Rees Morrison’s Morsels #118 – additions to earlier posts and short takes

Back references to metaposts on this blog. In the first 224 posts after number 4,500, I included back references to 215 metaposts. That is nearly one per post. Since I have 370 metaposts, almost anything I write could point to a previous collection of posts. At times, now, I grow weary, and just write the post without historical citations on this blog.

Four-month secondment of attorney to Legal Aid Society. A chapter in Robert Haig, Ed., Successful Partnering Between Inside and Outside Counsel (Thomson Reuters/West 2009 Supp.), Vol. 1, Chapter 17 §17:23 fn. 3, explains that in 2007, UPS sent an attorney to Legal Aid on a four-month secondment (See my post of Aug. 24, 2008: pro bono programs of law departments with 12 references.). That is a significant commitment to the cause!

Bucket of cold water on Delphi technique. As written in William A. Sherden, The Fortune Sellers: The Big Business of Buying and Selling Predictions (John Wiley 1998) at168, a psychologist pored over an extensive set of studies that had used the Delphi method and concluded in 1991 that “no evidence was found to support the view that the Delphi method is more accurate than other judgment methods … consensus is achieved mainly by group pressure to conformity” (See my post of Dec. 9, 2005: Delphi method, the nominal group technique.).

Legal departments as complex nonlinear adaptive systems. William A. Sherden, The Fortune Sellers: The Big Business of Buying and Selling Predictions (John Wiley 1998) at 73, discusses the economy as a “complex nonlinear adaptive systems.” This seems to sum up law departments.
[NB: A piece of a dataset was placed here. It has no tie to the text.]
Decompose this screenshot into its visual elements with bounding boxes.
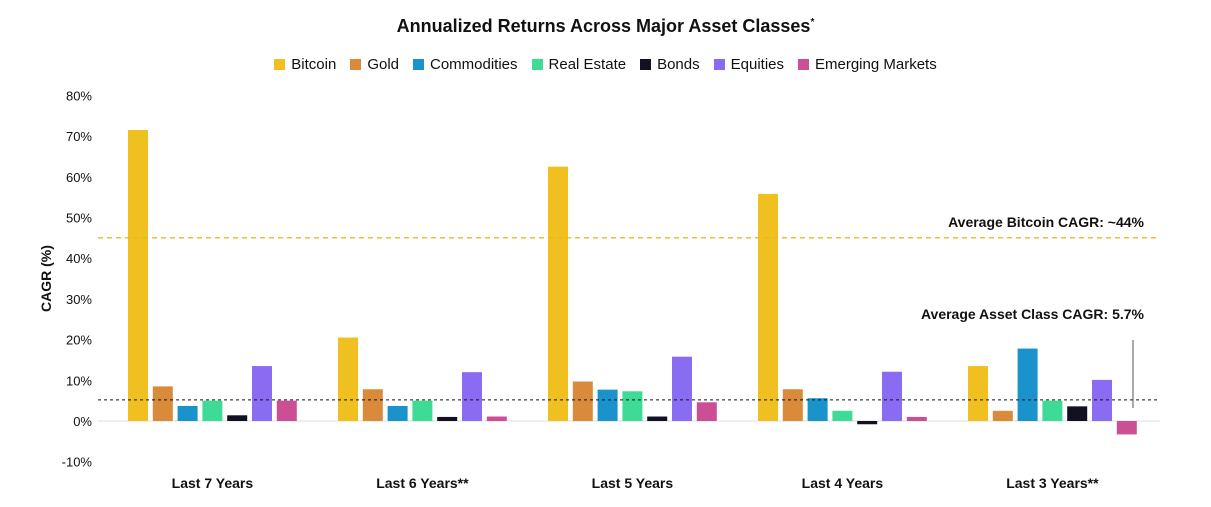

There can be no full descriptive metrics of them. They endure intractable problems; there are no best practices; and there might be no practical models of them.
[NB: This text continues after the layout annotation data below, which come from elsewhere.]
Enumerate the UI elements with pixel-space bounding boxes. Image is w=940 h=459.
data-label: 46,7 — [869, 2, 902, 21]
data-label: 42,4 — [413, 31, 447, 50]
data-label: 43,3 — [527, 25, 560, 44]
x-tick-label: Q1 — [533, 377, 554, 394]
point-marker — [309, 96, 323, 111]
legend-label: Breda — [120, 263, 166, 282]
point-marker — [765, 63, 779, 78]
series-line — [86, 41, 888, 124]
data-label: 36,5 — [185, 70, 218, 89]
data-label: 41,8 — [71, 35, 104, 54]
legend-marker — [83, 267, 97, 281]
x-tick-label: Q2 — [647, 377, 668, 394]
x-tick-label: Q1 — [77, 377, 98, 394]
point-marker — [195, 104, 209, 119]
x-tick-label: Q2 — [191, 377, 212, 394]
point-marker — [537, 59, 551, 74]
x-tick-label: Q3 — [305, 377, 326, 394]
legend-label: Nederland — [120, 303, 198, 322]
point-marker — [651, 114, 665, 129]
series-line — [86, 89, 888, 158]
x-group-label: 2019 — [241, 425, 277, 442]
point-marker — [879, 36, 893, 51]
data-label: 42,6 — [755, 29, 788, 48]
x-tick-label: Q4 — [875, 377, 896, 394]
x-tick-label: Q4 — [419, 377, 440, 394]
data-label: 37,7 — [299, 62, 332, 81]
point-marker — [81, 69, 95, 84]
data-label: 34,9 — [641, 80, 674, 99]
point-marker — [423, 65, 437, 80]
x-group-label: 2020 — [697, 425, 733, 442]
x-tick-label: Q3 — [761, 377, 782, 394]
A “list of qualified internal candidates for every critical position in the company.” Novartis tracks 14,000 high-potential individuals through a database “which rates each person’s potential, learning agility, people skills and ability to drive results and change.” As outlined in strategy + business, Issue 56, Autumn 2009 at 47, the database lists qualified successors for “critical positions,” which I presume includes the chief legal officer and possibly some of his or her direct reports. What confidentiality protections there must be on that system (See my post of July 29, 2007: high potentials with 10 references.)!